Only contractors losing job competitions could appeal to GAO under the old A-76 rules. GAO has long held that the Competition in Contracting Act does not give federal employee teams the legal standing to file appeals.
But OMB's May 2003 revisions to Circular A-76 give in-house teams, called "most efficient organizations," some new rights. For example, the new guidelines designate two key officials as "directly interested parties" for appealing A-76 decisions within an agency: the formal representative of in-house employees, known as the "agency tender official," and an official elected by a majority of employees on an in-house team.
The revised circular is silent on the issue of whether in-house team representatives should be viewed as interested parties for appeals to GAO, Gordon said. In addition, the changed circular leaves open the question of whether unions could represent teams of federal employees at GAO, should the bid protest office decide to hear in-house team appeals.
In response to its June solicitation for comments, GAO received substantial input from a variety of agency officials, Gordon said. Agency lawyers tended to argue that despite the A-76 revisions, federal employee teams lack standing to appeal competitive sourcing cases at GAO unless Congress amends the Competition in Contracting Act. Federal employees without a legal background generally favored granting in-house team appeals standing regardless of whether lawmakers amend the law.
As expected, federal employee unions stood in support of appeals rights. OMB intended the new circular to level the playing field for employee teams competing against contractors, said Martin Cohen, a lawyer at the an American Federation of Government Employees. The field will remain uneven until GAO extends appeal rights to in-house teams and union representatives, he argued.

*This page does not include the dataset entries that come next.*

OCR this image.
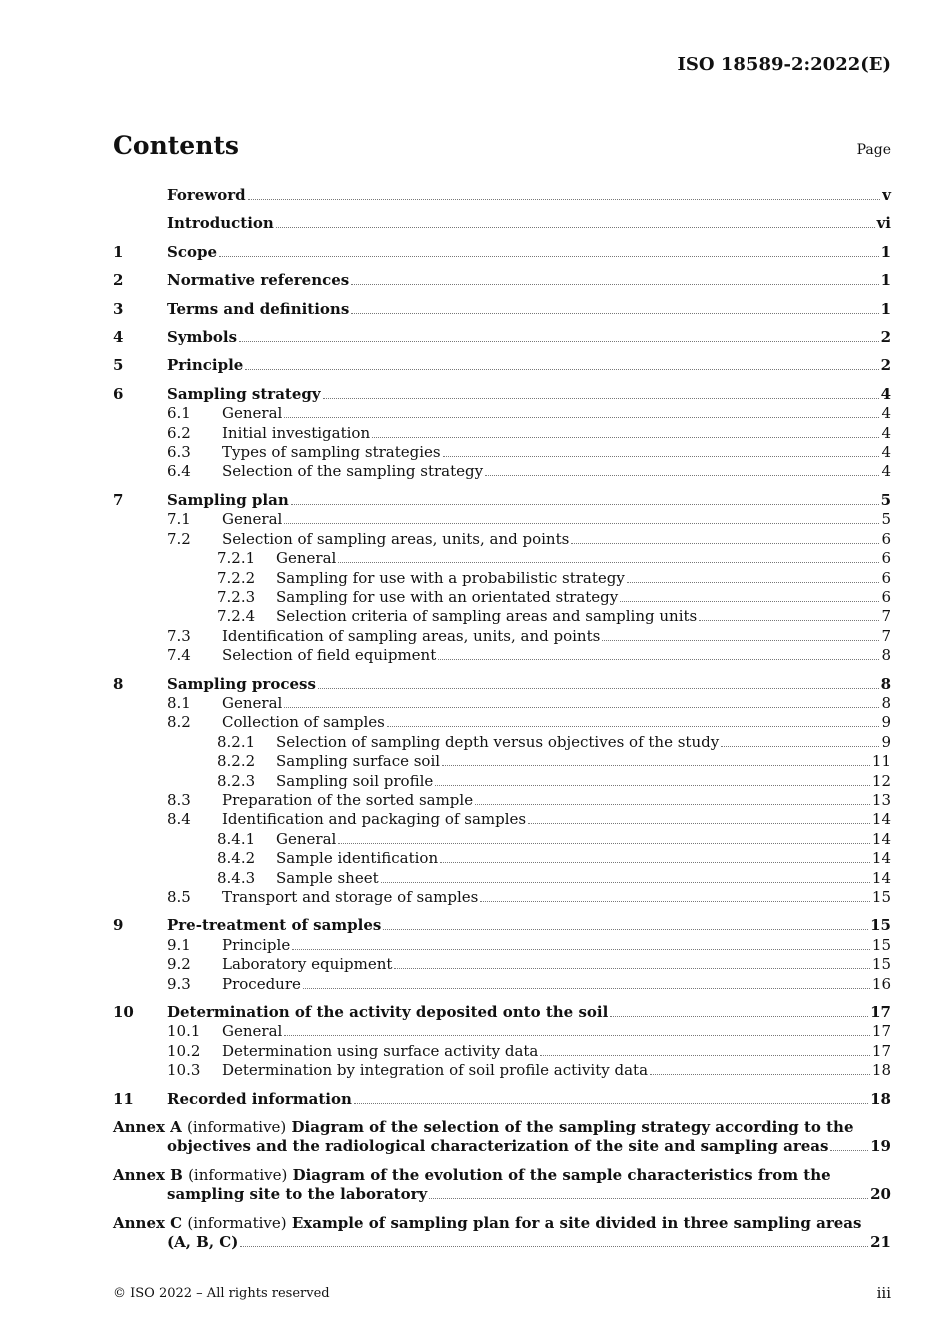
ISO 18589-2:2022(E)
Contents	Page
Foreword	v
Introduction	vi
1	Scope	1
2	Normative references	1
3	Terms and definitions	1
4	Symbols	2
5	Principle	2
6	Sampling strategy	4
6.1	General	4
6.2	Initial investigation	4
6.3	Types of sampling strategies	4
6.4	Selection of the sampling strategy	4
7	Sampling plan	5
7.1	General	5
7.2	Selection of sampling areas, units, and points	6
7.2.1	General	6
7.2.2	Sampling for use with a probabilistic strategy	6
7.2.3	Sampling for use with an orientated strategy	6
7.2.4	Selection criteria of sampling areas and sampling units	7
7.3	Identification of sampling areas, units, and points	7
7.4	Selection of field equipment	8
8	Sampling process	8
8.1	General	8
8.2	Collection of samples	9
8.2.1	Selection of sampling depth versus objectives of the study	9
8.2.2	Sampling surface soil	11
8.2.3	Sampling soil profile	12
8.3	Preparation of the sorted sample	13
8.4	Identification and packaging of samples	14
8.4.1	General	14
8.4.2	Sample identification	14
8.4.3	Sample sheet	14
8.5	Transport and storage of samples	15
9	Pre-treatment of samples	15
9.1	Principle	15
9.2	Laboratory equipment	15
9.3	Procedure	16
10	Determination of the activity deposited onto the soil	17
10.1	General	17
10.2	Determination using surface activity data	17
10.3	Determination by integration of soil profile activity data	18
11	Recorded information	18
Annex A (informative) Diagram of the selection of the sampling strategy according to the
objectives and the radiological characterization of the site and sampling areas	19
Annex B (informative) Diagram of the evolution of the sample characteristics from the
sampling site to the laboratory	20
Annex C (informative) Example of sampling plan for a site divided in three sampling areas
(A, B, C)	21
© ISO 2022 – All rights reserved	iii
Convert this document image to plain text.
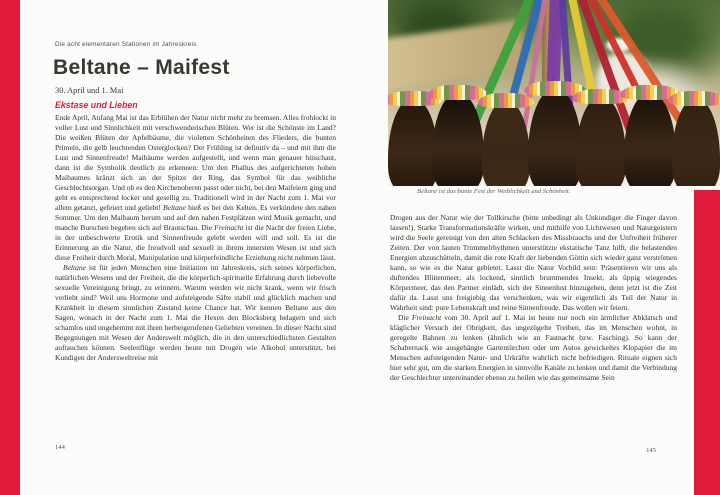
Die acht elementaren Stationen im Jahreskreis
Beltane – Maifest
30. April und 1. Mai
Ekstase und Lieben

Ende April, Anfang Mai ist das Erblühen der Natur nicht mehr zu bremsen. Alles frohlockt in voller Lust und Sinnlichkeit mit verschwenderischen Blüten. Wer ist die Schönste im Land? Die weißen Blüten der Apfelbäume, die violetten Schönheiten des Flieders, die bunten Primeln, die gelb leuchtenden Osterglocken? Der Frühling ist definitiv da – und mit ihm die Lust und Sinnenfreude! Maibäume werden aufgestellt, und wenn man genauer hinschaut, dann ist die Symbolik deutlich zu erkennen: Um den Phallus des aufgerichteten hohen Maibaumes kränzt sich an der Spitze der Ring, das Symbol für das weibliche Geschlechtsorgan. Und ob es den Kirchenoberen passt oder nicht, bei den Maifeiern ging und geht es entsprechend locker und gesellig zu. Traditionell wird in der Nacht zum 1. Mai vor allem getanzt, gefeiert und geliebt! Beltane hieß es bei den Kelten. Es verkündete den nahen Sommer. Um den Maibaum herum und auf den nahen Festplätzen wird Musik gemacht, und manche Burschen begeben sich auf Brautschau. Die Freinacht ist die Nacht der freien Liebe, in der unbeschwerte Erotik und Sinnenfreude gelebt werden will und soll. Es ist die Erinnerung an die Natur, die freudvoll und sexuell in ihrem innersten Wesen ist und sich diese Freiheit durch Moral, Manipulation und körperfeindliche Erziehung nicht nehmen lässt.

Beltane ist für jeden Menschen eine Initiation im Jahreskreis, sich seines körperlichen, natürlichen Wesens und der Freiheit, die die körperlich-spirituelle Erfahrung durch liebevolle sexuelle Vereinigung bringt, zu erinnern. Warum werden wir nicht krank, wenn wir frisch verliebt sind? Weil uns Hormone und aufsteigende Säfte stabil und glücklich machen und Krankheit in diesem sinnlichen Zustand keine Chance hat. Wir kennen Beltane aus den Sagen, wonach in der Nacht zum 1. Mai die Hexen den Blocksberg belagern und sich schamlos und ungehemmt mit ihren herbeigerufenen Geliebten vereinen. In dieser Nacht sind Begegnungen mit Wesen der Anderswelt möglich, die in den unterschiedlichsten Gestalten auftauchen können. Seelenflüge werden heute mit Drogen wie Alkohol unterstützt, bei Kundigen der Andersweltreise mit

144
Beltane ist das bunte Fest der Weiblichkeit und Schönheit.

Drogen aus der Natur wie der Tollkirsche (bitte unbedingt als Unkundiger die Finger davon lassen!). Starke Transformationskräfte wirken, und mithilfe von Lichtwesen und Naturgeistern wird die Seele gereinigt von den alten Schlacken des Missbrauchs und der Unfreiheit früherer Zeiten. Der von lauten Trommelrhythmen unterstützte ekstatische Tanz hilft, die belastenden Energien abzuschütteln, damit die rote Kraft der liebenden Göttin sich wieder ganz verströmen kann, so wie es die Natur gebietet. Lasst die Natur Vorbild sein: Präsentieren wir uns als duftendes Blütenmeer, als lockend, sinnlich brummendes Insekt, als üppig wiegendes Körpermeer, das den Partner einlädt, sich der Sinnenlust hinzugeben, denn jetzt ist die Zeit dafür da. Lasst uns freigiebig das verschenken, was wir eigentlich als Teil der Natur in Wahrheit sind: pure Lebenskraft und reine Sinnenfreude. Das wollen wir feiern.

Die Freinacht vom 30. April auf 1. Mai ist heute nur noch ein ärmlicher Abklatsch und kläglicher Versuch der Obrigkeit, das ungezügelte Treiben, das im Menschen wohnt, in geregelte Bahnen zu lenken (ähnlich wie an Fastnacht bzw. Fasching). So kann der Schabernack wie ausgehängte Gartentürchen oder um Autos gewickeltes Klopapier die im Menschen aufsteigenden Natur- und Urkräfte wahrlich nicht befriedigen. Rituale eignen sich hier sehr gut, um die starken Energien in sinnvolle Kanäle zu lenken und damit die Verbindung der Geschlechter untereinander ebenso zu heilen wie das gemeinsame Sein

145
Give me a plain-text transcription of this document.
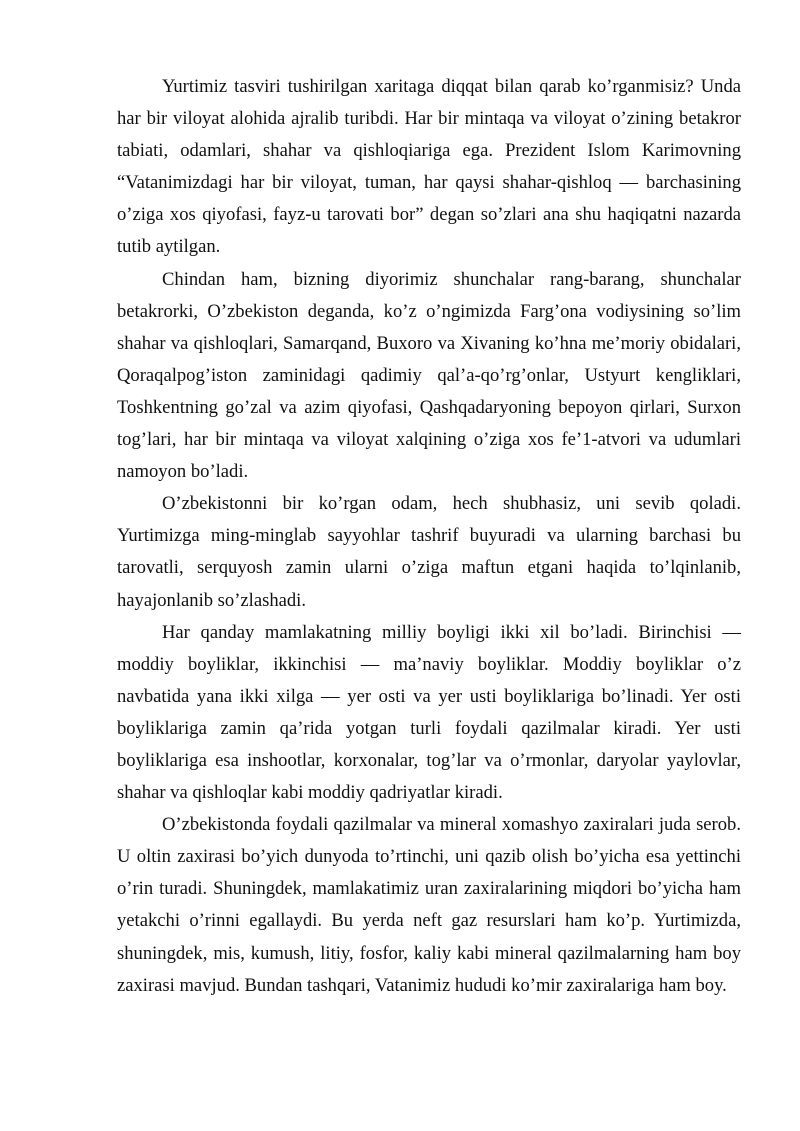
Yurtimiz tasviri tushirilgan xaritaga diqqat bilan qarab ko’rganmisiz? Unda har bir viloyat alohida ajralib turibdi. Har bir mintaqa va viloyat o’zining betakror tabiati, odamlari, shahar va qishloqiariga ega. Prezident Islom Karimovning “Vatanimizdagi har bir viloyat, tuman, har qaysi shahar-qishloq — barchasining o’ziga xos qiyofasi, fayz-u tarovati bor” degan so’zlari ana shu haqiqatni nazarda tutib aytilgan.

Chindan ham, bizning diyorimiz shunchalar rang-barang, shunchalar betakrorki, O’zbekiston deganda, ko’z o’ngimizda Farg’ona vodiysining so’lim shahar va qishloqlari, Samarqand, Buxoro va Xivaning ko’hna me’moriy obidalari, Qoraqalpog’iston zaminidagi qadimiy qal’a-qo’rg’onlar, Ustyurt kengliklari, Toshkentning go’zal va azim qiyofasi, Qashqadaryoning bepoyon qirlari, Surxon tog’lari, har bir mintaqa va viloyat xalqining o’ziga xos fe’1-atvori va udumlari namoyon bo’ladi.

O’zbekistonni bir ko’rgan odam, hech shubhasiz, uni sevib qoladi. Yurtimizga ming-minglab sayyohlar tashrif buyuradi va ularning barchasi bu tarovatli, serquyosh zamin ularni o’ziga maftun etgani haqida to’lqinlanib, hayajonlanib so’zlashadi.

Har qanday mamlakatning milliy boyligi ikki xil bo’ladi. Birinchisi — moddiy boyliklar, ikkinchisi — ma’naviy boyliklar. Moddiy boyliklar o’z navbatida yana ikki xilga — yer osti va yer usti boyliklariga bo’linadi. Yer osti boyliklariga zamin qa’rida yotgan turli foydali qazilmalar kiradi. Yer usti boyliklariga esa inshootlar, korxonalar, tog’lar va o’rmonlar, daryolar yaylovlar, shahar va qishloqlar kabi moddiy qadriyatlar kiradi.

O’zbekistonda foydali qazilmalar va mineral xomashyo zaxiralari juda serob. U oltin zaxirasi bo’yich dunyoda to’rtinchi, uni qazib olish bo’yicha esa yettinchi o’rin turadi. Shuningdek, mamlakatimiz uran zaxiralarining miqdori bo’yicha ham yetakchi o’rinni egallaydi. Bu yerda neft gaz resurslari ham ko’p. Yurtimizda, shuningdek, mis, kumush, litiy, fosfor, kaliy kabi mineral qazilmalarning ham boy zaxirasi mavjud. Bundan tashqari, Vatanimiz hududi ko’mir zaxiralariga ham boy.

Contractor associations and trade unions generally opposed extending GAO appeals rights--at least to unions.
Stan Soloway, president of the Professional Services Council, an Arlington, Va.-based contractors association, on Tuesday reiterated the view that agency tender officials, but not unions, should have the right to protest A-76 decisions to GAO on behalf of federal employees.
But AFGE President John Gage said agency tender officials are typically senior managers "charged with carrying out the Bush administration's extremist, pro-privatization agenda, and consequently cannot possibly be expected to adequately represent the interests of federal employees affected by privatization."
Soloway has said that a broader policy granting unions as well as agency tender officials standing before GAO could be the "death knell" of the competitive sourcing initiative. A broader policy would be inequitable and would also present practical problems, he said Tuesday. Unions could protest every stage of a job competition if granted standing, he said.
But Gordon said he is not too worried about the practical implications if in-house teams and unions receive appeal rights at GAO. The bid protest office receives a relatively small volume of A-76-related cases currently, and the number would probably not increase significantly even if unions gained standing, he said. Should the volume of appeals rise drastically, GAO would request a higher budget and more staff members to handle the increase, he added.
GAO is also able to dispose of frivolous cases fairly quickly, Gordon said. The watchdog agency finishes roughly a third of all bid protests, including non-A-76 protests, within 30 days, he said. But Soloway said that even a 30-day delay could impede progress on a job competition.